Sanctuaries are the places getting the bad publicity at the moment and rightfully so in many cases. When most of us think of a sanctuary we picture a peaceful, serene place where non-releasable animals -both wild and exotic- can live their lives in habitats that mimic each species natural environment. You may even picture hundreds of acres of land with more than enough room to roam. Because there is NO LEGAL definition of what a sanctuary is, in most states a sanctuary can be a place that just keeps animals in cages forever. No minimum amount of land required. They can get nonprofit status. They can solicit donations. And other than providing adequate shelter, food, and water there are no standards that must be followed. The key word here is adequate. The word sanctuary gives a false sense of comfort that everything is legit.
How can you tell if a rescue/shelter/sanctuary is legit?
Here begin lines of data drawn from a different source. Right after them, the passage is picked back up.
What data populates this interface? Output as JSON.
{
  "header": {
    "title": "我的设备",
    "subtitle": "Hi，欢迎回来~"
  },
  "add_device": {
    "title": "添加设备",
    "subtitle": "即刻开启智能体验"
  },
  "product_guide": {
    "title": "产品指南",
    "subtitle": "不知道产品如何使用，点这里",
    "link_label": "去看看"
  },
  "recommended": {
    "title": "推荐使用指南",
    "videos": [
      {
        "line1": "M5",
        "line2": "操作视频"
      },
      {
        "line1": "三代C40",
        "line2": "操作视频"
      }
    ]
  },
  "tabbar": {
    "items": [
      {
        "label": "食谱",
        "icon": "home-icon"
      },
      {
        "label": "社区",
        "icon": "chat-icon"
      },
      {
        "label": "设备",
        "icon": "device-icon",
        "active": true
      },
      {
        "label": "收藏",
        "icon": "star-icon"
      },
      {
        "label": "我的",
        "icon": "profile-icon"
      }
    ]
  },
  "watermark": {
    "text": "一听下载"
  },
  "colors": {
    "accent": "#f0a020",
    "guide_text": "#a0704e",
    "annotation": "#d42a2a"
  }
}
Here are some simple questions to ask. There are exceptions to rules sometimes but use your judgement and ask more questions if needed.
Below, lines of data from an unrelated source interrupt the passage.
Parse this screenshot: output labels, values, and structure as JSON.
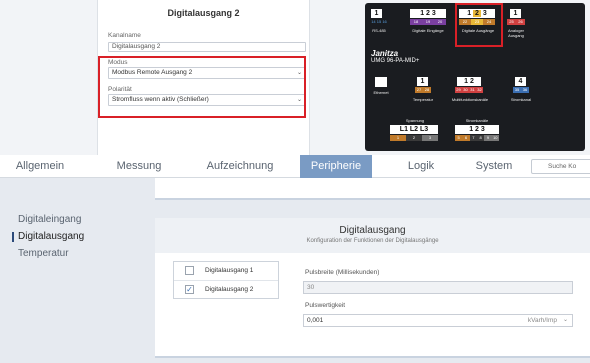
{
  "popup": {
    "title": "Digitalausgang 2",
    "kanalname_label": "Kanalname",
    "kanalname_value": "Digitalausgang 2",
    "modus_label": "Modus",
    "modus_value": "Modbus Remote Ausgang 2",
    "polaritaet_label": "Polarität",
    "polaritaet_value": "Stromfluss wenn aktiv (Schließer)"
  },
  "device": {
    "top_groups": [
      {
        "nums": "1",
        "pins": "14 15 16",
        "label": "RS-485"
      },
      {
        "nums": "1 2 3",
        "pins": "18 19 20",
        "label": "Digitale Eingänge"
      },
      {
        "nums": "1 2 3",
        "pins": "22 23 24",
        "label": "Digitale Ausgänge"
      },
      {
        "nums": "1",
        "pins": "25 26",
        "label": "Analoger Ausgang"
      }
    ],
    "brand": "Janitza",
    "model": "UMG 96-PA-MID+",
    "mid_groups": [
      {
        "nums": "1",
        "pins": "27 28",
        "label": "Temperatur"
      },
      {
        "nums": "1 2",
        "pins": "29 30 31 32",
        "label": "Multifunktionskanäle"
      },
      {
        "nums": "4",
        "pins": "35 36",
        "label": "Stromkanal"
      }
    ],
    "ethernet_label": "Ethernet",
    "spannung_label": "Spannung",
    "spannung_values": "L1 L2 L3",
    "spannung_pins": "1 2 3",
    "stromkanaele_label": "Stromkanäle",
    "stromkanaele_values": "1 2 3",
    "stromkanaele_pins": "5 6 7 8 9 10"
  },
  "nav": {
    "tabs": [
      "Allgemein",
      "Messung",
      "Aufzeichnung",
      "Peripherie",
      "Logik",
      "System"
    ],
    "active_tab": "Peripherie",
    "search_placeholder": "Suche Ko"
  },
  "sidebar": {
    "items": [
      "Digitaleingang",
      "Digitalausgang",
      "Temperatur"
    ],
    "active": "Digitalausgang"
  },
  "panel": {
    "title": "Digitalausgang",
    "subtitle": "Konfiguration der Funktionen der Digitalausgänge",
    "outputs": [
      {
        "label": "Digitalausgang 1",
        "checked": false
      },
      {
        "label": "Digitalausgang 2",
        "checked": true
      }
    ],
    "pulsbreite_label": "Pulsbreite (Millisekunden)",
    "pulsbreite_value": "30",
    "pulswertigkeit_label": "Pulswertigkeit",
    "pulswertigkeit_value": "0,001",
    "pulswertigkeit_unit": "kVarh/Imp"
  },
  "colors": {
    "accent": "#7a9bc4",
    "highlight": "#d92027",
    "device_bg": "#1a1c20",
    "pin_orange": "#c07a2a",
    "pin_yellow": "#e8b838"
  }
}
-Check the nonprofit / 501 C3 status of the organization with the Internal Revenue Service. In SC nonprofits should also be listed with the Secretary of State as a charitable organization if they are soliciting donations. You can view the transparency of the organizations by visiting the website for the IRS and SC Secretary of State. The SOS will even list how much of the organization’s funds are used for the organizations mission. Keep in mind that it can take up to a year for misuse to be reflected on these sites.
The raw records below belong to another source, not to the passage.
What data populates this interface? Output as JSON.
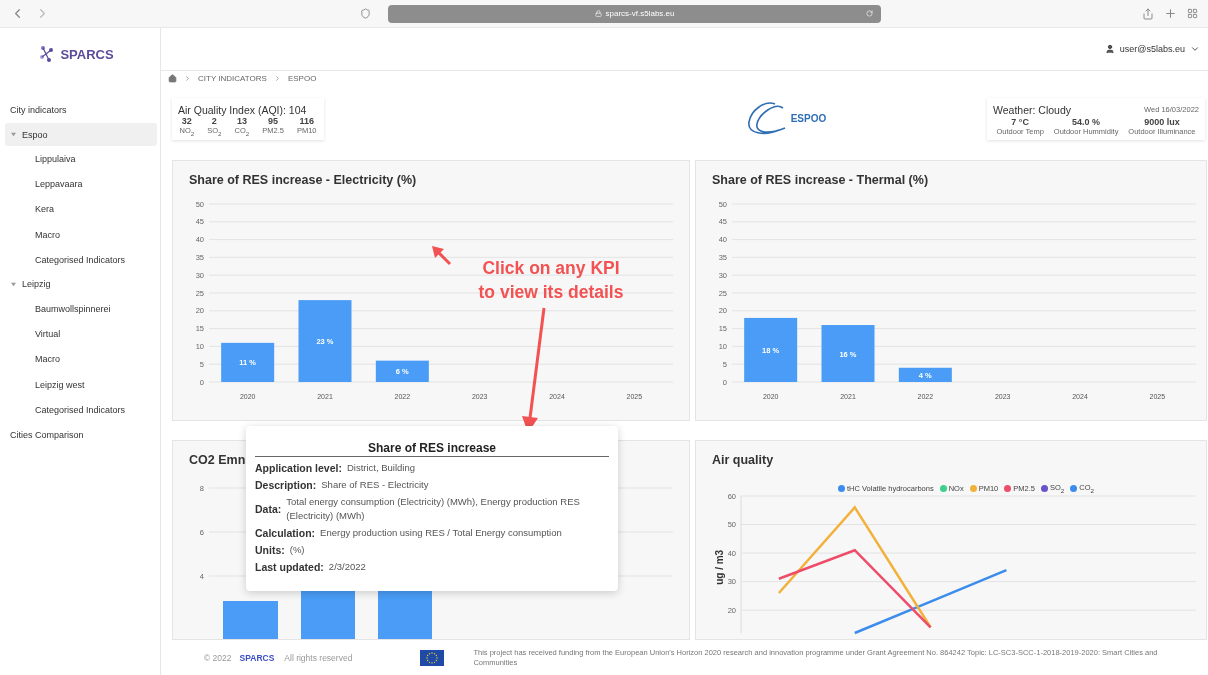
{
  "browser": {
    "url": "sparcs-vf.s5labs.eu"
  },
  "sidebar": {
    "logo": "SPARCS",
    "section": "City indicators",
    "cities": [
      {
        "name": "Espoo",
        "expanded": true,
        "selected": true,
        "children": [
          {
            "name": "Lippulaiva"
          },
          {
            "name": "Leppavaara"
          },
          {
            "name": "Kera"
          },
          {
            "name": "Macro"
          },
          {
            "name": "Categorised Indicators"
          }
        ]
      },
      {
        "name": "Leipzig",
        "expanded": true,
        "selected": false,
        "children": [
          {
            "name": "Baumwollspinnerei"
          },
          {
            "name": "Virtual"
          },
          {
            "name": "Macro"
          },
          {
            "name": "Leipzig west"
          },
          {
            "name": "Categorised Indicators"
          }
        ]
      }
    ],
    "bottom_item": "Cities Comparison"
  },
  "header": {
    "user": "user@s5labs.eu"
  },
  "breadcrumb": [
    "CITY INDICATORS",
    "ESPOO"
  ],
  "aqi": {
    "title": "Air Quality Index (AQI): 104",
    "readings": [
      {
        "value": "32",
        "label": "NO$_{2}$"
      },
      {
        "value": "2",
        "label": "SO$_{2}$"
      },
      {
        "value": "13",
        "label": "CO$_{2}$"
      },
      {
        "value": "95",
        "label": "PM2.5"
      },
      {
        "value": "116",
        "label": "PM10"
      }
    ]
  },
  "city_logo": "ESPOO",
  "weather": {
    "title": "Weather: Cloudy",
    "date": "Wed 16/03/2022",
    "readings": [
      {
        "value": "7 °C",
        "label": "Outdoor Temp"
      },
      {
        "value": "54.0 %",
        "label": "Outdoor Hummidity"
      },
      {
        "value": "9000 lux",
        "label": "Outdoor Illuminance"
      }
    ]
  },
  "charts": [
    {
      "title": "Share of RES increase - Electricity (%)",
      "chart_data": {
        "type": "bar",
        "categories": [
          "2020",
          "2021",
          "2022",
          "2023",
          "2024",
          "2025"
        ],
        "values": [
          11,
          23,
          6,
          null,
          null,
          null
        ],
        "value_labels": [
          "11 %",
          "23 %",
          "6 %",
          null,
          null,
          null
        ],
        "grid": true,
        "ylim": [
          0,
          50
        ],
        "yticks": [
          0,
          5,
          10,
          15,
          20,
          25,
          30,
          35,
          40,
          45,
          50
        ]
      }
    },
    {
      "title": "Share of RES increase - Thermal (%)",
      "chart_data": {
        "type": "bar",
        "categories": [
          "2020",
          "2021",
          "2022",
          "2023",
          "2024",
          "2025"
        ],
        "values": [
          18,
          16,
          4,
          null,
          null,
          null
        ],
        "value_labels": [
          "18 %",
          "16 %",
          "4 %",
          null,
          null,
          null
        ],
        "grid": true,
        "ylim": [
          0,
          50
        ],
        "yticks": [
          0,
          5,
          10,
          15,
          20,
          25,
          30,
          35,
          40,
          45,
          50
        ]
      }
    }
  ],
  "co2_card": {
    "title": "CO2 Emn",
    "y_ticks": [
      "8",
      "6",
      "4"
    ]
  },
  "air_quality": {
    "title": "Air quality",
    "chart_data": {
      "type": "line",
      "ylabel": "ug / m3",
      "grid": true,
      "categories": [
        null,
        null,
        null,
        null,
        null,
        null
      ],
      "ylim": [
        12,
        60
      ],
      "yticks": [
        20,
        30,
        40,
        50,
        60
      ],
      "series": [
        {
          "name": "tHC Volatile hydrocarbons",
          "color": "#3b8ced",
          "values": [
            null,
            12,
            23,
            34,
            null,
            null
          ]
        },
        {
          "name": "NOx",
          "color": "#3fcf8e",
          "values": [
            null,
            null,
            null,
            null,
            null,
            null
          ]
        },
        {
          "name": "PM10",
          "color": "#f2b13a",
          "values": [
            26,
            56,
            14,
            null,
            null,
            null
          ]
        },
        {
          "name": "PM2.5",
          "color": "#ee4d6a",
          "values": [
            31,
            41,
            14,
            null,
            null,
            null
          ]
        },
        {
          "name": "SO$_{2}$",
          "color": "#6a52c9",
          "values": [
            null,
            null,
            null,
            null,
            null,
            null
          ]
        },
        {
          "name": "CO$_{2}$",
          "color": "#3b8ced",
          "values": [
            null,
            null,
            null,
            null,
            null,
            null
          ]
        }
      ]
    }
  },
  "tooltip": {
    "title": "Share of RES increase",
    "rows": [
      {
        "label": "Application level:",
        "value": "District, Building"
      },
      {
        "label": "Description:",
        "value": "Share of RES - Electricity"
      },
      {
        "label": "Data:",
        "value": "Total energy consumption (Electricity) (MWh), Energy production RES (Electricity) (MWh)"
      },
      {
        "label": "Calculation:",
        "value": "Energy production using RES / Total Energy consumption"
      },
      {
        "label": "Units:",
        "value": "(%)"
      },
      {
        "label": "Last updated:",
        "value": "2/3/2022"
      }
    ]
  },
  "annotation": {
    "text": "Click on any KPI to view its details"
  },
  "footer": {
    "year": "© 2022",
    "brand": "SPARCS",
    "rights": "All rights reserved",
    "funding": "This project has received funding from the European Union's Horizon 2020 research and innovation programme under Grant Agreement No. 864242 Topic: LC-SC3-SCC-1-2018-2019-2020: Smart Cities and Communities"
  }
}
-What does the organization do? Are most of the animals purchased or traded for other species to have on display? Some rescues and sanctuaries are actually petting zoos in disguise.
Animals on display DOES NOT equal bad intentions. Some sanctuaries will actually (legally) solicit donations for the animals they keep on display. The big question is: Were the display animals TRUE rescues or were they purchased from breeders with the intent of being displayed. If it’s the latter, you should question why these places bring in animals to have on display and then ask YOU for donations to pay for them.
-Is breeding allowed? Unless the organization has designated conservation status and is permitted to work with threatened and endangered species, the answer should always be NO. FYI – there are no wildlife rescues in South Carolina that qualify for conservation status. Sure, we all work towards conservation, but none have conservation status.
-Do they allow public contact with WILD animals that are intended to be released back into the wild? This should be a no-brainer. Wild animals being rehabilitated for release should never be part of a petting zoo or display. Ever.
-Is the organization involved in the community? This is very important. If an organization needs your support to operate, they should also contribute to the community that supports them in some way.
Not all shelters and sanctuaries allow visitors due to ordinances or safety rules, but if they do you can see for yourself if they are clean, organized, and if the animals are healthy. I know of a few sanctuaries in our county that are amazing! The bottom line is KNOW what you want to support. If you want to support a wildlife rescue whose mission is to keep wildlife wild and release rehabilitated wildlife back into its natural habitat (wink, wink) then be sure that is the mission of the organization you choose to support. If you donate to a shelter that provides care and placement to abandoned, neglected, or homeless pets then be sure that is what they do. If you are passionate about an animal sanctuary, be sure they meet YOUR definition of the word sanctuary. All of the above should be community helpers. None of the above should ever operate for profit or personal gain.